Aro fit signe à Félix et à son compère de lâcher Nina puis il se tourna vers moi. Il était resté sérieux depuis le début de la rencontre et dit :
- Estelle, comme tu l'as remarqué, Bravial s'est à nouveau échappé et je crois que ton séjour ici s'achève ici. Nous allons nous rendre à votre QG car il serait temps que ton groupe se reforme. Tu ne crois pas?
- Mon groupe ? Euh je veux dire bien sûr Maître, même si j'ignore ce qu'ils deviennent ce sera avec plaisir.
- Il serait tant de savoir ce qu'il s'est passé i ans car je pense que tu as minimisé les choses vois-tu. Notre connaissance commune n'a pas pour habitude de faire les choses à moitié et je pense que l'attaque que vous avez essuyée cette nuit là n'était pas hasardeuse.
- Bien dans ce cas je vais me préparer si vous n'y voyez pas d'inconvénient.
- Tout est prêt dans ta chambre et t'attend de pied ferme.

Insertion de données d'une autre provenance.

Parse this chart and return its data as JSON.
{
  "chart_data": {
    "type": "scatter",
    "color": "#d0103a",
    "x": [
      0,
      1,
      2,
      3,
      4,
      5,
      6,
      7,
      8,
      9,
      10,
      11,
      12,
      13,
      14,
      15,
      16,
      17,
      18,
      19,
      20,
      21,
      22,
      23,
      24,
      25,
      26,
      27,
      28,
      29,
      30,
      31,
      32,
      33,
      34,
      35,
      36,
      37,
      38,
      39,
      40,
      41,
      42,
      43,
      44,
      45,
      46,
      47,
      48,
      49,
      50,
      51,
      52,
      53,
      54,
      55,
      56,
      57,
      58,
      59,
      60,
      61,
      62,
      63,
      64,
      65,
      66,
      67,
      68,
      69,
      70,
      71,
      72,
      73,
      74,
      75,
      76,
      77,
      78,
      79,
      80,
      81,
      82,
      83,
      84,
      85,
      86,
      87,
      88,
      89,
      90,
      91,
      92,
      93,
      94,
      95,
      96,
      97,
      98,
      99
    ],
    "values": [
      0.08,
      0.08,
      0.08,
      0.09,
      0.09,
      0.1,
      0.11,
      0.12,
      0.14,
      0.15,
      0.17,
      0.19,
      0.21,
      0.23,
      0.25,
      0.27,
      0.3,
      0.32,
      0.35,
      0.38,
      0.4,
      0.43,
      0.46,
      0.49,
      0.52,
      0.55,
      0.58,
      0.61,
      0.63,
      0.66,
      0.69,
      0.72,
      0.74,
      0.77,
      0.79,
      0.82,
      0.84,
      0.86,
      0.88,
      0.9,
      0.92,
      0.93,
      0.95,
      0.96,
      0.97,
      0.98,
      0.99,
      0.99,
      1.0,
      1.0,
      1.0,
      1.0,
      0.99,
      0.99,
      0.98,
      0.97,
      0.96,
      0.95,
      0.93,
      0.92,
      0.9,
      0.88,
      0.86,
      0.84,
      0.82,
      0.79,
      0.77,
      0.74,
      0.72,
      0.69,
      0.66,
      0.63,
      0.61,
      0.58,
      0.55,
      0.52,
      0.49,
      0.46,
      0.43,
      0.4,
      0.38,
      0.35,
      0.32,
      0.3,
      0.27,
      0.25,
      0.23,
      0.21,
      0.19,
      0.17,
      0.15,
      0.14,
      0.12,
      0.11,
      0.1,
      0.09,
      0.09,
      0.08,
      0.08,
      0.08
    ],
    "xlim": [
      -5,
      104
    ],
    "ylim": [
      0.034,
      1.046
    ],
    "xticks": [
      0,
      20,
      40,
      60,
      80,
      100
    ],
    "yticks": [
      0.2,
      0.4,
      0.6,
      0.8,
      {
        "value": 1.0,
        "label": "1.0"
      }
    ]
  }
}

- Dans ce cas je me retire.
Jane me ramena à ma chambre et je constatai effectivement que tout était prêt, de mes lentilles de contact à mes valises ainsi que mes armes favorites. Je filai à la salle de bain où je me coiffai convenablement, m'équipai de mes appareils puis regardai Jane et lui demandai :
- Toutes mes armes ont été emballées ?
- Oui, tu n'en as pas besoin pour le chemin du retour car nous serons tous là et puis nous ne voudrions pas que tu agresses l'un de nous.
- Je ne ferais jamais cela Jane, mais soit.
Nous retournâmes à la grande salle et maitre Aro m'informa que je devrais contacter Élise afin qu'elle ne nous envoie pas Éric car nous arrivons. Je vis Maître Caïus me tendre mon téléphone. Décidemment c'était une manie chez lui et je commençai même à me demander s'il n'était pas un peu cleptomane. Je pris le téléphone en le remerciant et composai le numéro.